“Yes, and I am exceedingly grateful to you. What I seek to-day is your promise to further my request by varying your attitude from passive approval to active support.”
He was artful, that Schwartz. The Old Man wriggled a bit, but he hardly knew what to say. He was a thoroughbred, you see, and he hated the idea of bartering one of his girls for five thousand pounds. Yet Schwartz was what ladies who come to tea call “a good catch,” and it was quite true that he was after Dorothy months before anybody at Holly Lodge so much as heard the word “Kwantu.” And the Guv’nor was a proud man, too. It was Schwartz himself who had led him to believe that it would be an easy thing to make money by selling shares in this mine, yet Minkie told me afterwards that he seemed to be quite surprised when her father informed him that he had taken the “tip” and sold heavily. That was in November, when the mine was floated, and Schwartz had been absent in Paris until the third week in December.

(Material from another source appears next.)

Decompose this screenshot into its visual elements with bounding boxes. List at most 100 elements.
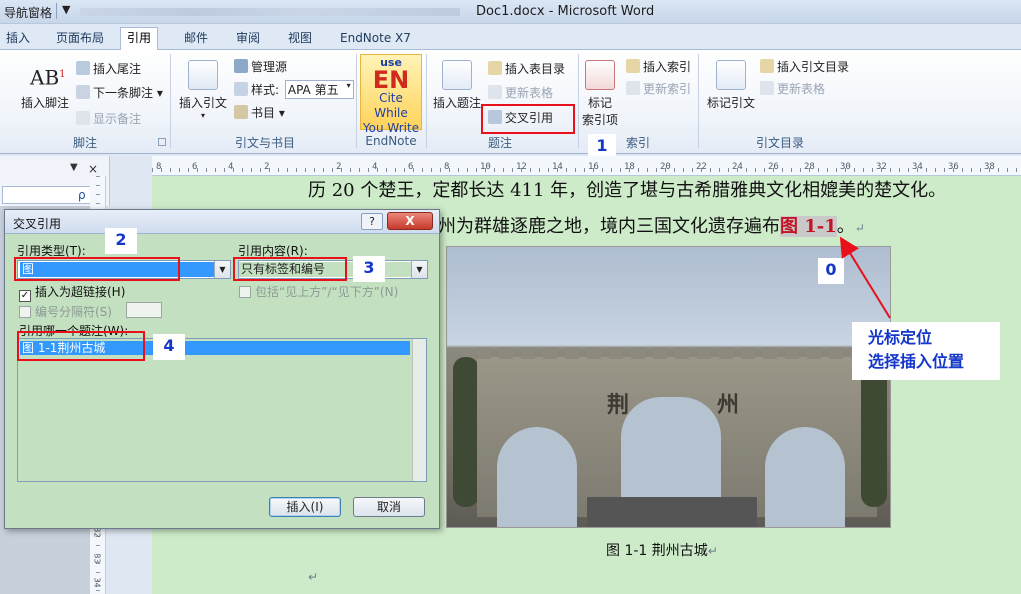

Now, as the German was a millionaire, and had landed a friend in a hole by his advice, it was reasonable enough to expect him to lend a helping hand, yet there could be no doubt he meant to take advantage of the difficulty and compel Dorothy to marry him to save her father.
I saw the bearings of the game far more clearly than the Guv’nor. My own opinion was that Schwartz was a regular scamp, and my experience of scamps is fairly wide, as I hail from South America. You would hardly credit the ups and downs of my life—no wonder I can take a man’s measure with fair accuracy. I began my education in an Indian village, after discovering that a baited trap is not exactly what it looks like. Then I went by train to Montevideo, and the things I learnt there would make you weep if I told you even the half which the Spanish language permits. A nigger fireman knifed my owner, a saloon-keeper, and was one of a crowd which cleared out the bar before the patrol came. He brought me to New York, and pawned me to an East-side crimp. I was stolen from there, and hung outside a sixth-floor tenement until I was sold to a bird-fancier in Eighth Avenue. He was a Dago, so I need say no more about him. If Mam understood the least little bit of Italian she wouldn’t keep me in the house five minutes, but you bet I take a rise out of those organ-grinders when they come touting for coppers. Giovanni traded me for five dollars to a patriotic American named O’Reilly, and he gave me a university course which ended suddenly by his going to Sing-Sing, while I was seized, with the remainder of the furniture, by another American citizen named Rosenbaum. During the annual fire at his place I was rescued by a ship’s steward, who liked the way I talked. On the way to England he died from want of proper liquid nourishment, and the crew would have kept me in the forecastle if some old girl had not complained to the captain of the dreadful language used by one of the men whenever she leaned over the forward rail. How was I to know she could speak the tongues of the Sunny South?
Believe me, even after I arrived at Liverpool, my adventures would fill a book, but I have said enough to show that I was ready to appreciate a good home when the Guv’nor found me in Leadenhall Market, and took me to Dale End as a present to Minkie. More than that, you never really appreciate a good home until you have had a few bad ones, and it is in the latter that you obtain any genuine schooling in the darker side of human nature.
So it is obvious that I watched Schwartz with my eyes skinned. I sized up the situation this way. Schwartz meant to press the Old Man just a little short of breaking point, and was far more anxious to bring about an agreement than he permitted to be seen. I was aching to give the Guv’nor a pointer, but I couldn’t, as my acquaintance with English is peculiar, and he is not able to catch on my meaning like Minkie. If only he had raised Schwartz before the draw, as they say in poker, his adversary would not have been so sure of his cards. As it was, he tried to evade the final struggle.
“After all,” he said, with a brave attempt at a smile, “this is a poor way to spend Christmas night. Suppose we adjourn to the drawing-room now, and try to forget for a while that mines may be bottomless pits.”
Schwartz was well content to leave it at that.
“May I have my letter?” he said.
The Guv’nor handed it to him, but it was not yet refolded when Minkie burst into the room.
“Please come, dad!” she cried. “And you, too, Mr. Schwartz! Jim says that the house is simply surrounded by black men.”